The sixty-year-old can maintain her commitment to not quite making it to the top, and to finding just the right moment to jump ship.
Jerusalem, July 26 – Congratulations to a veteran lawmaker poured in today following the announcement that Labor Party chief Avi Gabbay will step aside as Opposition Leader in favor of ally Tzipi Livni, who leads the HaTnua Party, Labor’s partner in the Zionist Union alliance, allowing Livni to hold the position for as long as she remains in politics.
The sixty-year-old Livni, if she remains healthy, can continue her political career for at least another decade, according to analysts, and maintain her commitment to not quite making it to the top, and to finding just the right moment to jump ship.
“This is quite an exciting time for her,” observed veteran commentator Hanan Crystal during a segment on a morning radio program. “My colleagues and I predict that if all remains stable around her, Livni will retire from politics as Opposition Leader sometime in the middle of next decade.”

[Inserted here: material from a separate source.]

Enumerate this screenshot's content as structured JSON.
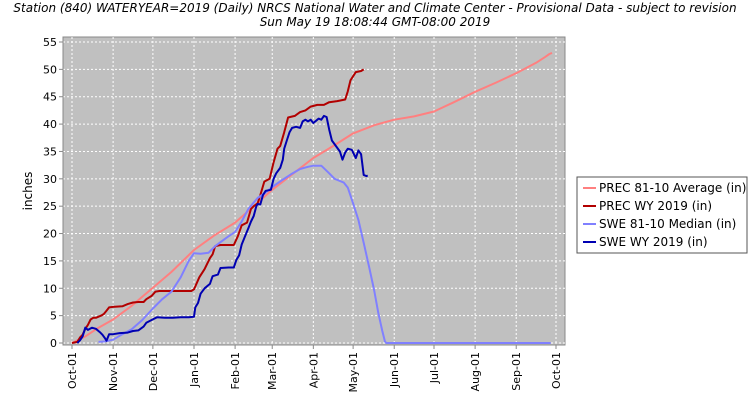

A secondary possibility, note some commentators, involves Livni identifying an opportunity to ally herself with a rising star or promising movement outside her own, leaving her current associates to clear the wreckage or also abandon HaTnua in short succession. “Of course she might follow the pattern she’s established already,” remarked Yediot Aharonot columnist Nahum Barnea. “Remember she used to be the next big thing in the Likud, when Ariel Sharon was in power? She even served as Minister of Justice. Then when he formed Kadima to ramrod the Gaza Disengagement through, she skipped Likud along with many others, leaving the party in a shambles that Netanyahu had to rebuild. She even rose to the top of Kadima after [Prime Minister Ehud] Olmert had to resign over corruption charges. But even after beating Likud in the 2009 election, she couldn’t form a coalition, and she knew Kadima’s days were numbered – so she jumped ship again and formed her own party.”
“She’s basically toxic to right-wing parties,” continued Barnea. “And since the electorate isn’t buying what the Left is selling, well, she won’t be part of any foreseeable coalition in the next government, either. If she does abandon her train wreck of a party again to form a new one just to ally with someone else, she’ll make sure she gets to be head of the Opposition as part of the agreement, no matter how few parliamentary seats her party actually accounts for.”
“But right now she’s in her element,” added Crystal. “That is, criticizing Netanyahu for not implementing things that never worked but that sound good and make her look like a responsible, visionary stateswoman.”